VW has also made some small improvements to the Jetta. For instance, the car now has disc brakes all around, versus the rear drums that were standard on the base 2011 car when it arrived.

VW Canada’s sales also got a nice little jolt from the re-priced Tiguan small SUV – 561 sold in all. The appeal, again, is on the window sticker. VW dropped the base price by nearly $3,000 and now you can buy a Tiguan for less than $25,000 plus fees and taxes.

VW Canada has now enjoyed 15 straight months of sales increases. No small feat that. Plenty of high-profile car companies have been struggling this year, but not VW.

As DesRosiers Automotive Consultants reports, Toyota brand sales were down 6.2 per cent last month, the Honda brand was off 0.6 per cent, Nissan was down 12.9 per cent, Kia was down 11.3 per cent and Hyundai slumped 4.7 per cent. Total overall sales in Canada were off 0.7 per cent. Most of us have grown accustomed to seeing sales just keep rising at all of those brands. But not now.

On the other hand, Chrysler’s 7.0 per cent gain in March lifted the company’s market share to 16.3 per cent (from 15.3 per cent at this point in 2012). And while Ford’s sales were up a modest 1.7 per cent, the company’s share of a down market is up to 16.2 per cent from 15.2 per cent last year.

Other big winners from March:

  • Acura sales were up 91.6 per cent;
  • Jaguar was up 82.5 per cent;
  • Audi was up 3.2 per cent;
  • BMW/MINI was up 8.9 per cent;
  • Mercedes-Benz/smart was up 12.3 per cent;
  • Porsche up 33.5 per cent

The story was not so good at General Motors.

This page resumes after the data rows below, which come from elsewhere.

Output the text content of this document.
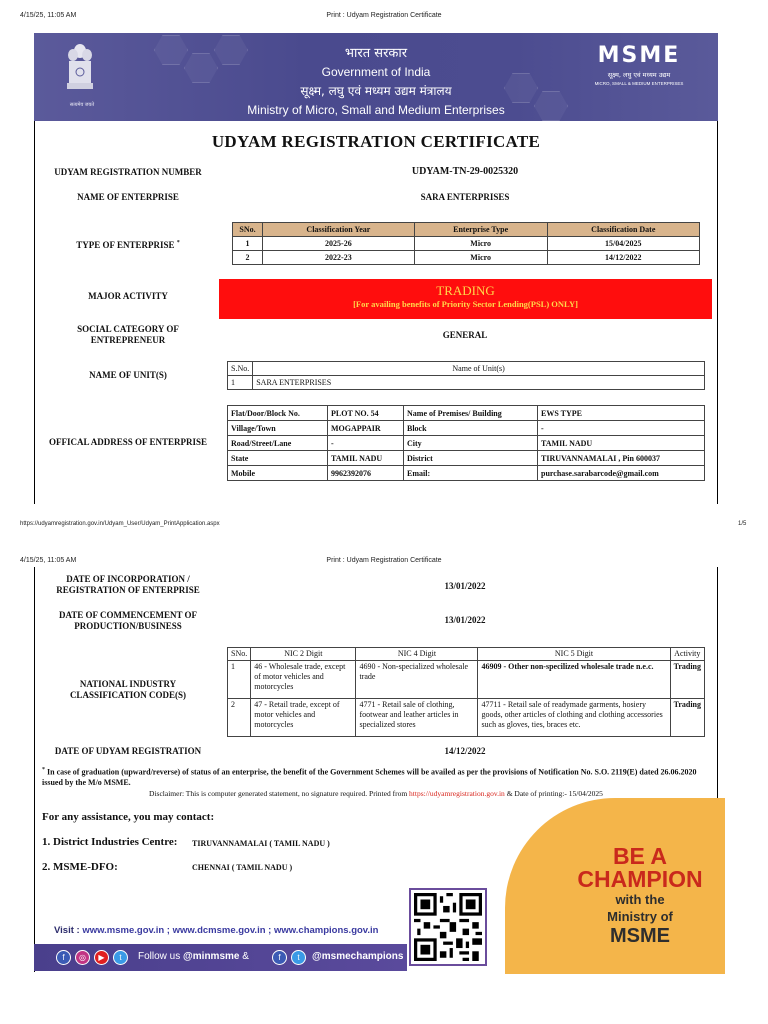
4/15/25, 11:05 AM	Print : Udyam Registration Certificate
सत्यमेव जयते
भारत सरकार
Government of India
सूक्ष्म, लघु एवं मध्यम उद्यम मंत्रालय
Ministry of Micro, Small and Medium Enterprises
MSME
सूक्ष्म, लघु एवं मध्यम उद्यम
MICRO, SMALL & MEDIUM ENTERPRISES
UDYAM REGISTRATION CERTIFICATE
UDYAM REGISTRATION NUMBER	UDYAM-TN-29-0025320
NAME OF ENTERPRISE	SARA ENTERPRISES
TYPE OF ENTERPRISE *
SNo.	Classification Year	Enterprise Type	Classification Date
1	2025-26	Micro	15/04/2025
2	2022-23	Micro	14/12/2022
MAJOR ACTIVITY	TRADING
[For availing benefits of Priority Sector Lending(PSL) ONLY]
SOCIAL CATEGORY OF
ENTREPRENEUR	GENERAL
NAME OF UNIT(S)
S.No.	Name of Unit(s)
1	SARA ENTERPRISES
OFFICAL ADDRESS OF ENTERPRISE
Flat/Door/Block No.	PLOT NO. 54	Name of Premises/ Building	EWS TYPE
Village/Town	MOGAPPAIR	Block	-
Road/Street/Lane	-	City	TAMIL NADU
State	TAMIL NADU	District	TIRUVANNAMALAI , Pin 600037
Mobile	9962392076	Email:	purchase.sarabarcode@gmail.com
https://udyamregistration.gov.in/Udyam_User/Udyam_PrintApplication.aspx	1/5
4/15/25, 11:05 AM	Print : Udyam Registration Certificate
DATE OF INCORPORATION /
REGISTRATION OF ENTERPRISE	13/01/2022
DATE OF COMMENCEMENT OF
PRODUCTION/BUSINESS
13/01/2022
NATIONAL INDUSTRY
CLASSIFICATION CODE(S)
SNo.	NIC 2 Digit	NIC 4 Digit	NIC 5 Digit	Activity
1	46 - Wholesale trade, except of motor vehicles and motorcycles	4690 - Non-specialized wholesale trade	46909 - Other non-specilized wholesale trade n.e.c.	Trading
2	47 - Retail trade, except of motor vehicles and motorcycles	4771 - Retail sale of clothing, footwear and leather articles in specialized stores	47711 - Retail sale of readymade garments, hosiery goods, other articles of clothing and clothing accessories such as gloves, ties, braces etc.	Trading
DATE OF UDYAM REGISTRATION	14/12/2022
* In case of graduation (upward/reverse) of status of an enterprise, the benefit of the Government Schemes will be availed as per the provisions of Notification No. S.O. 2119(E) dated 26.06.2020 issued by the M/o MSME.
Disclaimer: This is computer generated statement, no signature required. Printed from https://udyamregistration.gov.in & Date of printing:- 15/04/2025
BE A
CHAMPION
with the
Ministry of
MSME
For any assistance, you may contact:
1. District Industries Centre: TIRUVANNAMALAI ( TAMIL NADU )
2. MSME-DFO:	CHENNAI ( TAMIL NADU )
Visit : www.msme.gov.in ; www.dcmsme.gov.in ; www.champions.gov.in
f	◎	▶	t	Follow us @minmsme &	f	t	@msmechampions
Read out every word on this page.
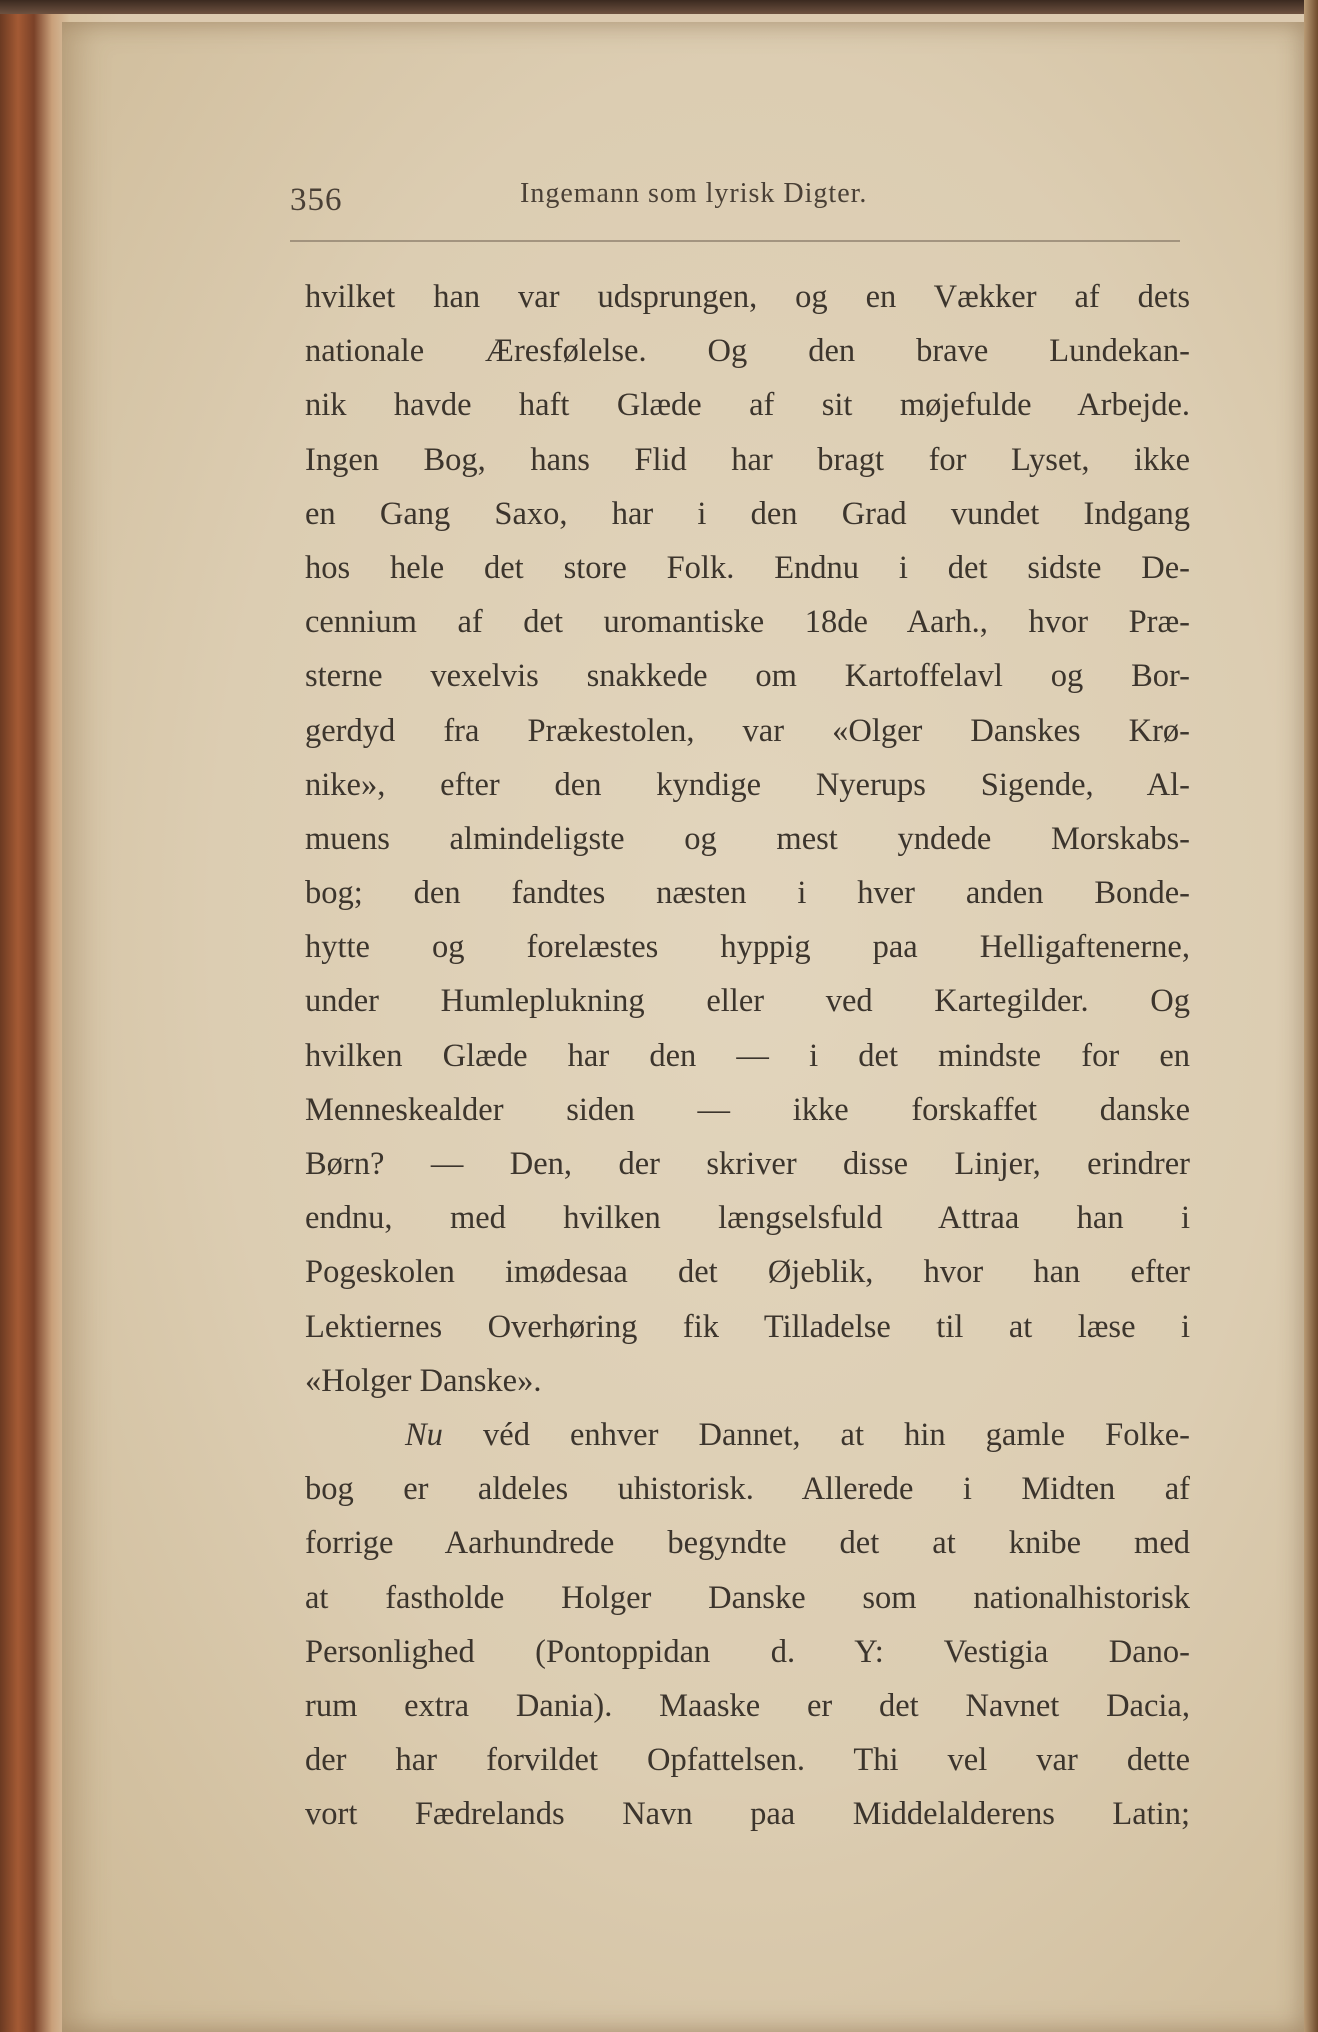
356	Ingemann som lyrisk Digter.
hvilket han var udsprungen, og en Vækker af dets
nationale Æresfølelse. Og den brave Lundekan-
nik havde haft Glæde af sit møjefulde Arbejde.
Ingen Bog, hans Flid har bragt for Lyset, ikke
en Gang Saxo, har i den Grad vundet Indgang
hos hele det store Folk. Endnu i det sidste De-
cennium af det uromantiske 18de Aarh., hvor Præ-
sterne vexelvis snakkede om Kartoffelavl og Bor-
gerdyd fra Prækestolen, var «Olger Danskes Krø-
nike», efter den kyndige Nyerups Sigende, Al-
muens almindeligste og mest yndede Morskabs-
bog; den fandtes næsten i hver anden Bonde-
hytte og forelæstes hyppig paa Helligaftenerne,
under Humleplukning eller ved Kartegilder. Og
hvilken Glæde har den — i det mindste for en
Menneskealder siden — ikke forskaffet danske
Børn? — Den, der skriver disse Linjer, erindrer
endnu, med hvilken længselsfuld Attraa han i
Pogeskolen imødesaa det Øjeblik, hvor han efter
Lektiernes Overhøring fik Tilladelse til at læse i
«Holger Danske».
Nu véd enhver Dannet, at hin gamle Folke-
bog er aldeles uhistorisk. Allerede i Midten af
forrige Aarhundrede begyndte det at knibe med
at fastholde Holger Danske som nationalhistorisk
Personlighed (Pontoppidan d. Y: Vestigia Dano-
rum extra Dania). Maaske er det Navnet Dacia,
der har forvildet Opfattelsen. Thi vel var dette
vort Fædrelands Navn paa Middelalderens Latin;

The sales slide at GM continues, notes DesRosiers. GM’s sales slid 10.9 per cent in March and now GM Canada’s market share is down to 13.5 per cent in Canada. GM’s story is puzzling. The General is offering some very strong models, yet the company continues to shed market share.

How long can this slide persist? What can GM do to arrest the slump and turn around sales? The VW story has at least part of the answer.